New York Lockdown Rules: What to Know - 2 minutes read


The rules affected several neighborhoods with large populations of Orthodox Jewish residents and sparked an immediate backlash in some areas when they were announced.

Here’s what changed on Wednesday

Mr. Cuomo provided new metrics for the color-coded boundaries.

For the most serious restrictions to be lifted, an area in a red zone — where the outbreak had been particularly bad — would generally have to remain under a virus positivity rate of 3 percent for 10 days, while the rate to leave the less-affected orange zones would need to be under 2 percent and the yellow zones under 1.5 percent.

The governor said the rules for each zone — in yellow zones, for example, schools were allowed to remain open and restaurants to operate both indoor and outdoor dining — would not change.

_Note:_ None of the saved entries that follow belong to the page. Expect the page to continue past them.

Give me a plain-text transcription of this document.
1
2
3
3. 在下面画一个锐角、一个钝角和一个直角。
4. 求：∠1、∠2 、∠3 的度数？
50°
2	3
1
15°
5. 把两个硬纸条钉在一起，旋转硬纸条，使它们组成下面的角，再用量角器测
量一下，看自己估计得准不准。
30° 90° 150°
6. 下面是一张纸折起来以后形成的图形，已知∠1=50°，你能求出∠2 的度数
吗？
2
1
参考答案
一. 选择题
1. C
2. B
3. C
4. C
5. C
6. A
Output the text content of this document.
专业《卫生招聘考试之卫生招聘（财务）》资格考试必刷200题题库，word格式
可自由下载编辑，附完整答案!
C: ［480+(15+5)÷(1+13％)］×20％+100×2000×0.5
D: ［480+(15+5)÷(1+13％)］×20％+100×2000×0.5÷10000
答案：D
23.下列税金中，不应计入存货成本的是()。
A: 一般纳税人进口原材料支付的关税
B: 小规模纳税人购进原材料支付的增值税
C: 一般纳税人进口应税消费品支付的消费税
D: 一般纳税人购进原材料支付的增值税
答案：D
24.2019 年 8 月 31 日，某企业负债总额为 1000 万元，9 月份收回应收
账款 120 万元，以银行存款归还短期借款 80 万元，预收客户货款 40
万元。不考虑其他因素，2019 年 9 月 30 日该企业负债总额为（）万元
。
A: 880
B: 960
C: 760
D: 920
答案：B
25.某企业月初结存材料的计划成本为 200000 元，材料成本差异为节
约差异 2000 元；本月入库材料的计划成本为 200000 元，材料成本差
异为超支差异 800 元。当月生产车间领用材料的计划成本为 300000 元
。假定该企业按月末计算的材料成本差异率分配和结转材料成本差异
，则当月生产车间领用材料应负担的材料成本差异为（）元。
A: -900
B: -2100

He said that in some places, the benchmark would be slightly higher, as “in a more rural area, you come into contact with fewer people.”

For comparison, the state had an average positivity rate of 1.2 percent over the last week, far below most other parts of the country. The current seven-day citywide rate is 1.68 percent, Mayor Bill de Blasio said Wednesday.

[Read more about the lifting of some lockdown rules.]

The new changes should allow nonessential businesses in some parts of Brooklyn and Queens to reopen starting today, while thousands of children are set to be able to return to schools in those areas as soon as Monday.

Stringent lockdowns remain in the hardest-hit areas of Brooklyn, as well as in parts of Rockland and Orange Counties. Also, the Ozone Park neighborhood in Queens, along with Steuben and Chemung Counties on the Pennsylvania border, are under new restrictions.